Jan. 2, 2003 -- A promising experimental treatment for multiple sclerosis (MS) and Crohn's disease may be one step closer to reality for people who suffer from these mysterious and hard-to-treat diseases. New research on the drug called natalizumab shows it dramatically slows the progression of MS as well as prevents relapses of both MS and Crohn's disease.
The findings, published in the Jan. 2 issue of TheNew England Journal of Medicine, show the drug reduced the formation of new brain lesions in MS patients by about 90%. Researchers say that's significantly greater than the 50% to 80% reductions achieved with currently available beta-interferon treatments.

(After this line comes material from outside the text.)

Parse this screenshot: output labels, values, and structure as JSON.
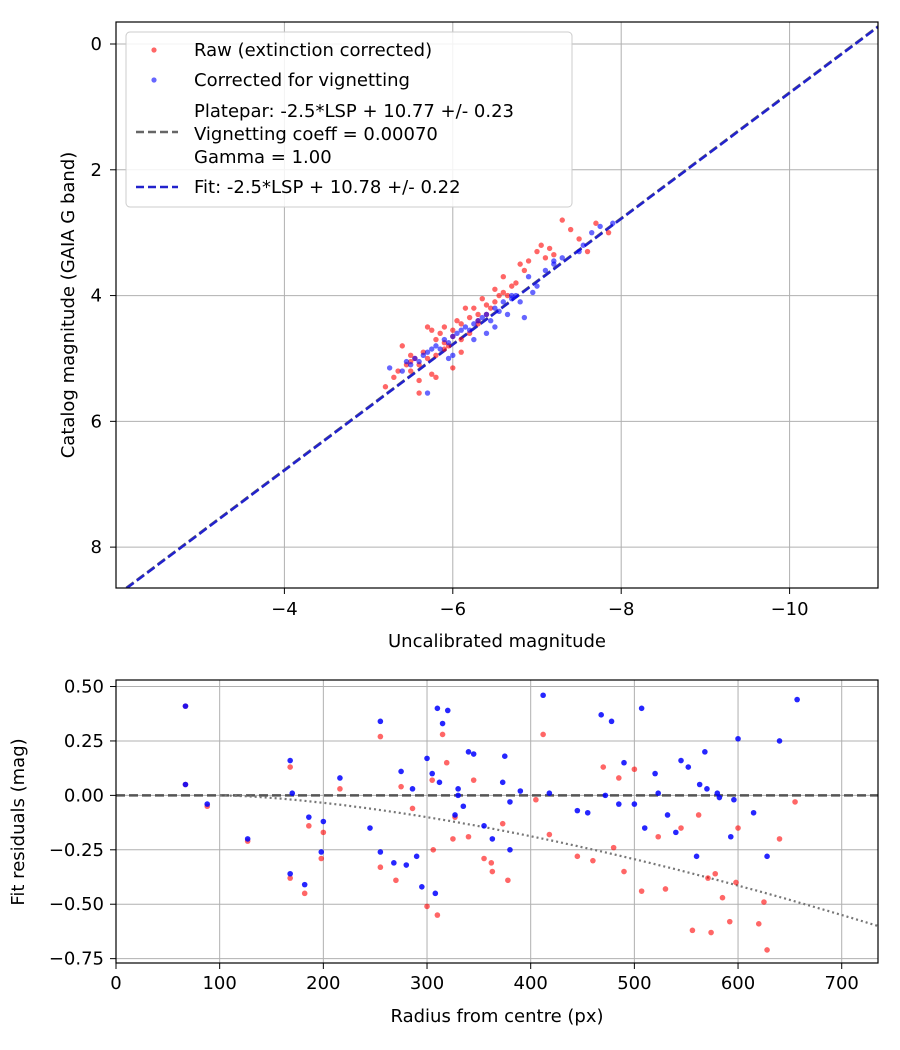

Another study in the same journal found that natalizumab -- which has been given the brand name Antegren but isn't yet approved by the FDA -- increased the rates of disease remission and improved the quality of life of people with Crohn's disease. The condition causes inflammation in the small intestine and leads to symptoms such as diarrhea and abdominal pain.
Both diseases are known as autoimmune diseases because they are caused by the immune system mistakenly attacking tissues in the body.
Although animal tests and smaller, human studies of the drug produced promising results in treating MS, until now the long-term effects of the drug were unknown.
In the first study, researchers gave the participants a low or high dose of the drug or a placebo. They found the number of new brain abnormalities was dramatically lower in the treatment groups compared with those given the placebo. An average of about 10 new lesions per patient were reported in the placebo group compared with only 0.7 and 1.1 new lesions in the two treatment groups.
In addition, about twice as many patients in the placebo groups had relapses of their disease compared with those who received natalizumab. Both treatment groups also reported an improvement in well-being while those who did not receive the drug said they felt slightly worse.
In the second study, a group of European researchers analyzed the effects of the drug in 248 people with moderate-to-severe Crohn's disease. The participants received a high or low dose of natalizumab or a placebo.
Researchers found the quality of life improved in all the patients who received the drug compared with those who did not, and both groups that got two doses of the drug had higher disease remission rates than those who received the placebo.
The researchers say the drug was well tolerated in patients involved in both studies.
In an editorial that accompanies the results, Ulrich H. von Andrian, MD, PhD, of Harvard Medical School, and colleagues write that the drug may lead to improvements in the treatment of other autoimmune disorders such as ulcerative colitis and rheumatoid arthritis as well as related conditions such as asthma and heart disease.
But the editorialists say that larger numbers of patients will need to be treated with natalizumab for longer periods of time to determine whether resistance to the drug may develop.